Emerging Trends in Federated Learning: From Model Fusion to Federated X Learning
Shaoxiong Ji, Yue Tan, Teemu Saravirta, Zhiqin Yang, Yixin Liu, Lauri Vasankari, Shirui Pan, Guodong Long, Anwar Walid
TL;DR
This paper addresses how federated learning can be enhanced by leveraging model fusion techniques and by integrating with other learning paradigms (Federated X Learning). It provides a taxonomy of four main fusion approaches (adaptive weighting, attentive aggregation, regularization, clustering) plus Bayesian methods, and surveys a wide range of Federated X Learning paradigms including transfer, knowledge distillation, multi-task, meta-learning, adversarial, semi-supervised, unsupervised, and reinforcement learning. The analysis highlights persistent challenges such as statistical and model heterogeneity, security, and communication efficiency, and connects these methods to real-world applications in recommendation systems and healthcare, while outlining practical future directions. The work offers a structured lens to reason about combining FL with diverse learning objectives and proposes future benchmarking and production-oriented research to accelerate adoption.
Abstract
Federated learning is a new learning paradigm that decouples data collection and model training via multi-party computation and model aggregation.

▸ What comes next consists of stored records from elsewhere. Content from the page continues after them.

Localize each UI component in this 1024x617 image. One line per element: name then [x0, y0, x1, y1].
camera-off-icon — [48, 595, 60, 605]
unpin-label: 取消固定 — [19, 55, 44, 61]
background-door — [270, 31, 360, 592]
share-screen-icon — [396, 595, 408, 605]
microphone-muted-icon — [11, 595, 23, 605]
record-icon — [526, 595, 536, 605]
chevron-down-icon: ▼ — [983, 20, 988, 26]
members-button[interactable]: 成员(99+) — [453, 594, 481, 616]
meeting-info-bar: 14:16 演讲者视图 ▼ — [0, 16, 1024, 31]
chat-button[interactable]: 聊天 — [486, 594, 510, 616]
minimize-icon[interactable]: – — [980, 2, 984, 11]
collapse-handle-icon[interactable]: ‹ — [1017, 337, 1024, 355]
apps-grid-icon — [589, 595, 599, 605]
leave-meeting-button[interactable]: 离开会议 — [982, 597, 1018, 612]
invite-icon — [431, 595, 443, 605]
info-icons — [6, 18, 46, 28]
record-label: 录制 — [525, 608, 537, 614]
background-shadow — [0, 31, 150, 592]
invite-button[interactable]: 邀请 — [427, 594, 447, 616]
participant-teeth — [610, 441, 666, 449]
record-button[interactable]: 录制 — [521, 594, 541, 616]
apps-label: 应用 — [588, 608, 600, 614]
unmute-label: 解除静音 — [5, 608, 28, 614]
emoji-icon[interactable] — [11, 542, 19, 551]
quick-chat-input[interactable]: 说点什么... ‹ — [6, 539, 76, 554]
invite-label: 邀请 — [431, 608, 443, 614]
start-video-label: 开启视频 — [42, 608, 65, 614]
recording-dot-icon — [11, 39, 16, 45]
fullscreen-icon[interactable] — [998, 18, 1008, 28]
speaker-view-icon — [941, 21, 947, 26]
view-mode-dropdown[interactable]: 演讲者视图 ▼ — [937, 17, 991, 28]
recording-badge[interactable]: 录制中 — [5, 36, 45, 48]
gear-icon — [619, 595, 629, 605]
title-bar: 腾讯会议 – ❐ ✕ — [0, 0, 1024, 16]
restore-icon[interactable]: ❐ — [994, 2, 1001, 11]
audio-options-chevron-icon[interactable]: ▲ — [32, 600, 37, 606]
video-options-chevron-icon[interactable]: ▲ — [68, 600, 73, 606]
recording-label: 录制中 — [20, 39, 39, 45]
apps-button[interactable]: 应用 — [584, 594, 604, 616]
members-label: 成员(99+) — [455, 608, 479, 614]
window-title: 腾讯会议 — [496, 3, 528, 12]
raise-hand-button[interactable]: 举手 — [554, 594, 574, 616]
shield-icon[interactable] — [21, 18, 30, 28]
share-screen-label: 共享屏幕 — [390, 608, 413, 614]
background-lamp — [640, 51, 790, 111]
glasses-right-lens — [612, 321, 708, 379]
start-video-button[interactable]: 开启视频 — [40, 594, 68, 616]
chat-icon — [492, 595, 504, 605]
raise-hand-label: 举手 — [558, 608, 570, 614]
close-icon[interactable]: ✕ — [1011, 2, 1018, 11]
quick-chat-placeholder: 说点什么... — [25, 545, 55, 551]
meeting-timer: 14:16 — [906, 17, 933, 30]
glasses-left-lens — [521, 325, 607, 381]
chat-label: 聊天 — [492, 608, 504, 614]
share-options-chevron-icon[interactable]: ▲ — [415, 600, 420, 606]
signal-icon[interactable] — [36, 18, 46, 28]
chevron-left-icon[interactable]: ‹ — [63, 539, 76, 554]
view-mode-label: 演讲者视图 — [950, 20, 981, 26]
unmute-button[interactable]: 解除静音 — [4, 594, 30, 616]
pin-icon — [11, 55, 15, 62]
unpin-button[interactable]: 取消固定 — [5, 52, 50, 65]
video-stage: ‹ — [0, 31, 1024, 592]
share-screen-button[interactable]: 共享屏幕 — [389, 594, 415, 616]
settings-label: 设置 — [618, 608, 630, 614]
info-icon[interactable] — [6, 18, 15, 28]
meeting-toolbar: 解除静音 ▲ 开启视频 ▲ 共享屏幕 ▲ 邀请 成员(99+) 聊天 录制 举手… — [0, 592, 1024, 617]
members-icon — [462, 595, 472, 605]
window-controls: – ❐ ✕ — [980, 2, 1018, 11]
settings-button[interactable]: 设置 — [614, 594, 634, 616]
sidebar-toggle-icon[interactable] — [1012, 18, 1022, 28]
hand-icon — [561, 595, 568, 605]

As a flexible learning setting, federated learning has the potential to integrate with other learning frameworks. We conduct a focused survey of federated learning in conjunction with other learning algorithms. Specifically, we explore various learning algorithms to improve the vanilla federated averaging algorithm and review model fusion methods such as adaptive aggregation, regularization, clustered methods, and Bayesian methods. Following the emerging trends, we also discuss federated learning in the intersection with other learning paradigms, termed federated X learning, where X includes multitask learning, meta-learning, transfer learning, unsupervised learning, and reinforcement learning. In addition to reviewing state-of-the-art studies, this paper also identifies key challenges and applications in this field, while also highlighting promising future directions.